Business News


In Business News this week: foreign investment in the Czech Republic rises to pre-crisis levels; the country’s grey economy amounts to 565 billion crowns; the Transport Ministry plans to raise road toll by 25 pct next year; decrease of new cars’ prices in the Czech Republic are among fastest in Europe; debts of Czech household keep rising and are more difficult to collect; and the famed Czech distiller Rudolf Jelínek is moving its headquarters to Holland.

Foreign investment in Czech Republic rises to pre-crisis levels

Photo: Štěpánka Budková
The volume of direct foreign investment in the Czech Republic amounted last year to around 113 billion crowns, or more than 6.67 billion dollars, which was 56 percent more than the year before, according to a report by the United Nations Conference on Trade and Development released on Friday. Meanwhile, Czech firms invested some 28.4 billion crowns abroad in 2010, according to the Czechinvest agency. Among the four Visegrad nations, the Czech Republic was only surpassed by Poland. Czech Industry and Trade Minister Martin Kocourek said the volume of foreign investment returned to pre-crisis levels. However, the UN agency warned that future investment in the country might be threatened by inflation and fiscal imbalance.

Czech Republic’s grey economy amounts to 565 billion crowns

Photo: Barbora Kmentová
Grey economy in the Czech Republic amounts to 565 billion crowns, or over 33.3 billion US dollars, which represents a 17 percent share in the country’s economy, the Czech business daily E15 reported on Friday quoting a study by Visa Europe and the consultancy A.T. Kearny. Despite the high numbers, however, the country’s unofficial economy is smaller than the EU average of 20 percent. The study expects the grey economy to grow in the coming years, mainly due to hikes in VAT and income tax as well as decreasing social benefits.

Transport ministry to raise road toll by 25 pct next year

The Transport Ministry is planning to increase the toll on Czech roads by 25 percent next year, the daily Hospodářské noviny reported on Thursday. The increase should bring another two billion crowns into the ministry’s budget, affected by the government austerity measures. The ministry also plans to raise the price of the annual highway pass for personal vehicles, from 1,200 to 1,500 crowns, or over 88 US dollars. That should generate additional 700 million crowns for the ministry. However, the Czech Automobile Association called the plan “a provocation” as Czech roads are among the worst in Europe.

Decrease of new cars’ prices among fastest in Europe

Photo: European Commission
Prices of new cars in the Czech Republic decreased by 9 percent last year, which was among the biggest drops in Europe, the European Commission said on Tuesday. In the whole of the European Union, new cars prices declined on average by 2.5 percent. However, cars makers have warned prices would not go down any more; the Czech-based, German-owned manufacturer Škoda Auto announced a 1 percent hike in the prices of their Fabia, Octavia, Superb and Yetti models which is to take effect in August.

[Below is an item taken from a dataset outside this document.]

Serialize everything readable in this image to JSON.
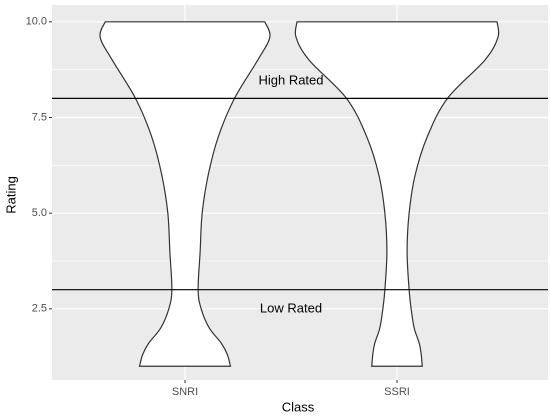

Czech households’ debts up in June to 1.08 trillion crowns

Debts of Czech households with banks and other financial institutions rose by 7.3 billion crowns in June to 1.081 trillion crowns, or more than 63.7 billion US dollars, the Czech National Bank said on Friday. Over the past year, the households’ debts rose by 69 billion crowns. The Czech Statistical Office has warned that expenses of most Czech households grow faster than their incomes; only 40 percent of them would be able to pay an unexpected expense of 8,500 crowns. It is also becoming increasingly difficult to collect debts from those unable to pay; several large Czech debt colleting agencies have complained about a sharp increase in cases that end up in court.

Czech distiller Rudolf Jelínek moves its headquarters to Holland

The largest Czech distiller Rudolf Jelínek is moving its headquarters to the Netherlands, the daily E15 reported on Tuesday. The head of the company’s board, Zdeněk Chromý, said the main reasons behind the move included a higher level of protection, a better position for negotiations with the company’s partners on supplies and acquisitions, as well as a more stable legal environment. Rudolf Jelínek follows several large and medium-sized Czech firms including PPF, NWR and Zentiva who have also established their headquarters in the Netherlands. Last year, the firm adopted a holding structure and now owns distillers in Bulgaria, Romania and Chile. However, the firm says it has no plans to close down its original plant in the Moravian town of Vizovice.